As a typical company’s amount of data has grown exponentially it’s become even more critical to optimize data storage. The size of your data doesn’t just impact storage size and costs, it also affects query performance. The smaller the data, the less that has to be processed during expensive disk I/O (input/output, or write/read) operations. This tutorial will explain how to select the best compression (or encoding) in Amazon Redshift.
You can read about more techniques for optimizing Amazon Redshift performance here.
What is Compression?
Compression, called encoding in Amazon Redshift, reduces the size of your data by converting it into different information that exactly describes your data using much less storage.
To visualize how compression works, consider this example of run-length encoding of an image described in Wikipedia’s Data Compression article. While the raw data of an image has an entry for each pixel, it’s likely that the image has several blocks of color that do not change over several pixels. For example, if 279 pixels have the same red color, the raw data stores 279 entries of that color. But instead, this could be stored as “279 red pixels”. This encoding just compressed 279 data entries into a much smaller statement that perfectly describes the same amount of pixels.

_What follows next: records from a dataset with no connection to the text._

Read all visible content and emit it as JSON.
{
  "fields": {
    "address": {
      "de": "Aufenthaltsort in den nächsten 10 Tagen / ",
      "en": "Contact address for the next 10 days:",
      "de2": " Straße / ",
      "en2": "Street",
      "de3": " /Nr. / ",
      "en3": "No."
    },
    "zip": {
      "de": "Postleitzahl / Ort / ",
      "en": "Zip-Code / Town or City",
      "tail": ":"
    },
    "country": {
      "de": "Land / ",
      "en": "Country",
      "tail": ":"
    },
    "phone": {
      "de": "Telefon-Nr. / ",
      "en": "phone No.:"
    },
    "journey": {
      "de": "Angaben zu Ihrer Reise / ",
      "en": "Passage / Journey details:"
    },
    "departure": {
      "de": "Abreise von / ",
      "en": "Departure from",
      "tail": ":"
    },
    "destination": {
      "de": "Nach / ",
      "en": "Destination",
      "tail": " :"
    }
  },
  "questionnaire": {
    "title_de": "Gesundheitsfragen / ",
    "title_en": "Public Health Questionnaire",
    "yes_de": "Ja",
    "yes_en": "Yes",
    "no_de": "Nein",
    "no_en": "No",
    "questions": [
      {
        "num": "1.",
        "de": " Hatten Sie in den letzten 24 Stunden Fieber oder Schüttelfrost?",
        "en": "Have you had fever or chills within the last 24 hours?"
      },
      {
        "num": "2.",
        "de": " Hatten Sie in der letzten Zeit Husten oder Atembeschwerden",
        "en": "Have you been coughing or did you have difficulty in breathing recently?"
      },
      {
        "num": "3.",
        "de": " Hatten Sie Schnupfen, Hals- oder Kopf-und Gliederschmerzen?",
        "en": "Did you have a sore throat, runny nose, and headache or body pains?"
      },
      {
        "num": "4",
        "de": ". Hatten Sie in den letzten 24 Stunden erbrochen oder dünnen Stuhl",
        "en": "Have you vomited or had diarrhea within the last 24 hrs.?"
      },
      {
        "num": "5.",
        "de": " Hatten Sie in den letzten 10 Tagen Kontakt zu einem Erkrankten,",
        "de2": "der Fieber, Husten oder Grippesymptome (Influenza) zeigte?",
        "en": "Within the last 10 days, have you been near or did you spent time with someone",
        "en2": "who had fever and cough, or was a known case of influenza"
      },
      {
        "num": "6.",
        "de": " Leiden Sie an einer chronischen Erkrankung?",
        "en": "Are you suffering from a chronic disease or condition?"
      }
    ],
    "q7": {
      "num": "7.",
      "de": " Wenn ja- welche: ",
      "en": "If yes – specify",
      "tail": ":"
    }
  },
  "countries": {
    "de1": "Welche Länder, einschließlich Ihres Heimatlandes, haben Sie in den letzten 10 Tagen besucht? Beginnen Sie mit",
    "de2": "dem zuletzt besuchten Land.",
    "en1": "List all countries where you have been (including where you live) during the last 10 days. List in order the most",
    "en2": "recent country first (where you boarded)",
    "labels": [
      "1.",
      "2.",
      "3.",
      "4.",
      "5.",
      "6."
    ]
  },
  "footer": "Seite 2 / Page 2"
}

While your data may not be image-based, the same concepts apply to other forms of data. Data compression works because in general, data is highly redundant. For example, you may have millions of purchases in your database, but only sell thousands of different items - so each item is repeated thousands of times in a typical sales table.
Different encoding types apply different sophisticated statistical algorithms to take advantage of the redundancy.
How to Select the Best Compression Type in Amazon Redshift
Luckily, you don’t need to understand all the different algorithms to select the best one for your data in Amazon Redshift. Amazon Redshift provides a very useful tool to determine the best encoding for each column in your table. Simply load your data to a test table
test_table (or use the existing table) and execute the command:
ANALYZE COMPRESSION test_table;
The output will tell you the recommended compression for each column. Note that the recommendation is highly dependent on the data you’ve loaded. Use at least 100,000 rows of data and make sure the possible range of values for your columns are represented in the data. More on
ANALYZE COMPRESSION tool here.
In January 2017, Amazon Redshift introduced Zstandard (zstd) compression, developed and released in open source by compression experts at Facebook. You can read more about the algorithm here. This very powerful compression algorithm is the new standard and works across all Amazon Redshift data types. It will almost always be the type recommended by the
ANALYZE COMPRESSION command.
So if you want to skip the
ANALYZE COMPRESSION step, you can confidently choose zstd for all of your columns, except sort keys, which should not be encoded. More on sort keys here.
Making sure your data is properly encoded can have a huge impact on your database. Data compression reduces the size of your data, which directly reduces storage costs and improves query performance.